Yes, the Bulls have been spurned more than once through the promise of acquiring a big name, even going all the way back to the Tim Duncan, Grant Hill, Tracy McGrady, Eddie Jones days of the early 2000's.
But while many will look at Melo's decision as another failed attempt at upgrading the roster, it's important to note just how stacked the odds were against them to begin with, and how close they came to the finish line despite of it.
Anthony was reportedly so impressed with the Bulls' presentation that he kept them in consideration throughout, and the front office themselves felt their nine-hour meeting went more than well. But at the end of the day, and without pulling off the Mark Deeks three-way outlined in the Fanshot section, the Bulls had very little financial flexibility compared to New York who had flexibility all the way up to the range of $129 million.
With the Bulls being considered, all the while they were the team who could offer the smallest deal, there is reason for optimism in Chicago. Everyone acknowledged they were the best bet to steal Melo off the Knicks, while presenting him the best chance of winning immediately.
This hasn't changed, although the Bulls now lack that one bullet they were hoping Anthony would be. By remaining interested however, Melo indirectly sent out a signal to future free agents: These Bulls are ready to take you places.

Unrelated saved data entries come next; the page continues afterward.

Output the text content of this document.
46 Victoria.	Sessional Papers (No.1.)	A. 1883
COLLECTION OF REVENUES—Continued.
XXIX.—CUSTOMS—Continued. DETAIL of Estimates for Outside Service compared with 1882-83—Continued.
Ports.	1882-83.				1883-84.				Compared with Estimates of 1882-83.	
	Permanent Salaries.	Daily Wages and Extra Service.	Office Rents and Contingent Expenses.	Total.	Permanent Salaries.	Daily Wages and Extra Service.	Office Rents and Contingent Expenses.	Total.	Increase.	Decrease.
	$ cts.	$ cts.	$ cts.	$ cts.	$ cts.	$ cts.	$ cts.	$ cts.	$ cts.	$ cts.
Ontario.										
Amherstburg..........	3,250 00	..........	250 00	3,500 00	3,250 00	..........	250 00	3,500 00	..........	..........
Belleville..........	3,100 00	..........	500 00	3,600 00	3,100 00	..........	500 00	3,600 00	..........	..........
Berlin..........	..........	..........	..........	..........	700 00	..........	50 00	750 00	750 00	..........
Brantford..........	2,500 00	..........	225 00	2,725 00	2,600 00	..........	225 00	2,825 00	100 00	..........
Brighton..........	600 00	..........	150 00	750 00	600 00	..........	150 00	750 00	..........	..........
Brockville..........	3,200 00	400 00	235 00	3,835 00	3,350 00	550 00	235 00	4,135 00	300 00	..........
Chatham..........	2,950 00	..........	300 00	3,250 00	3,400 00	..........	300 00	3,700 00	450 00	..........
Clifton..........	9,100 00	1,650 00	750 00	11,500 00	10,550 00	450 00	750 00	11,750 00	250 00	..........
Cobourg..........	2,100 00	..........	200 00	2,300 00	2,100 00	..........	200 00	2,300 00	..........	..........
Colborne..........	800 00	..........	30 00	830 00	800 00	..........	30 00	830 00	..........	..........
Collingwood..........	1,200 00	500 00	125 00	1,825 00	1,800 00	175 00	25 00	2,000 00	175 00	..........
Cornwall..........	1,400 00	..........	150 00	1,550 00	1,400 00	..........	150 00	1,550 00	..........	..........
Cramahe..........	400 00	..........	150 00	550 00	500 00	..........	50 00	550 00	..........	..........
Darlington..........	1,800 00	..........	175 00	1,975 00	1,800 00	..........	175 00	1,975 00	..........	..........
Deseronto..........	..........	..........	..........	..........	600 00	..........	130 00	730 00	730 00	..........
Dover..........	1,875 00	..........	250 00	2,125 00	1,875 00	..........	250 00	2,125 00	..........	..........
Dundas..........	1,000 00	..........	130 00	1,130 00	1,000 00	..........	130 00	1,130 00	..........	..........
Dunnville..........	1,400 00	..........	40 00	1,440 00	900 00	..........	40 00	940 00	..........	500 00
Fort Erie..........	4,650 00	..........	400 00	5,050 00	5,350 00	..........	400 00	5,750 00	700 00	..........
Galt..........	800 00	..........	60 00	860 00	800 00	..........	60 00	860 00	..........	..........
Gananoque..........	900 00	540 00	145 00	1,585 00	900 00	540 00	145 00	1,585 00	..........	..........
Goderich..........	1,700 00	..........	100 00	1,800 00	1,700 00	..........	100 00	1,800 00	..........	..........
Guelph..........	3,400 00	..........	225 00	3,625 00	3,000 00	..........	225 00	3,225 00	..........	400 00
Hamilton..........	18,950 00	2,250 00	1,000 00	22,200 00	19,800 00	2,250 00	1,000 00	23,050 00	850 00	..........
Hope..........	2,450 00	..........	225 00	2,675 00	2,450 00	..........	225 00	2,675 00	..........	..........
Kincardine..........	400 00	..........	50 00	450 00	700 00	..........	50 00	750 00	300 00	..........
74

This was backed up daily by the national media, so this wasn't a total loss.
Obviously, the Bulls would need to financially stand on stronger ground, but everyone knew that coming in. From a pure basketball perspective, they're right there as one of the most attractive teams in basketball. And despite fan outcries of that not mattering if the Bulls can't close the deal, it remains the strongest card to play, if the player in question really is in it to win it.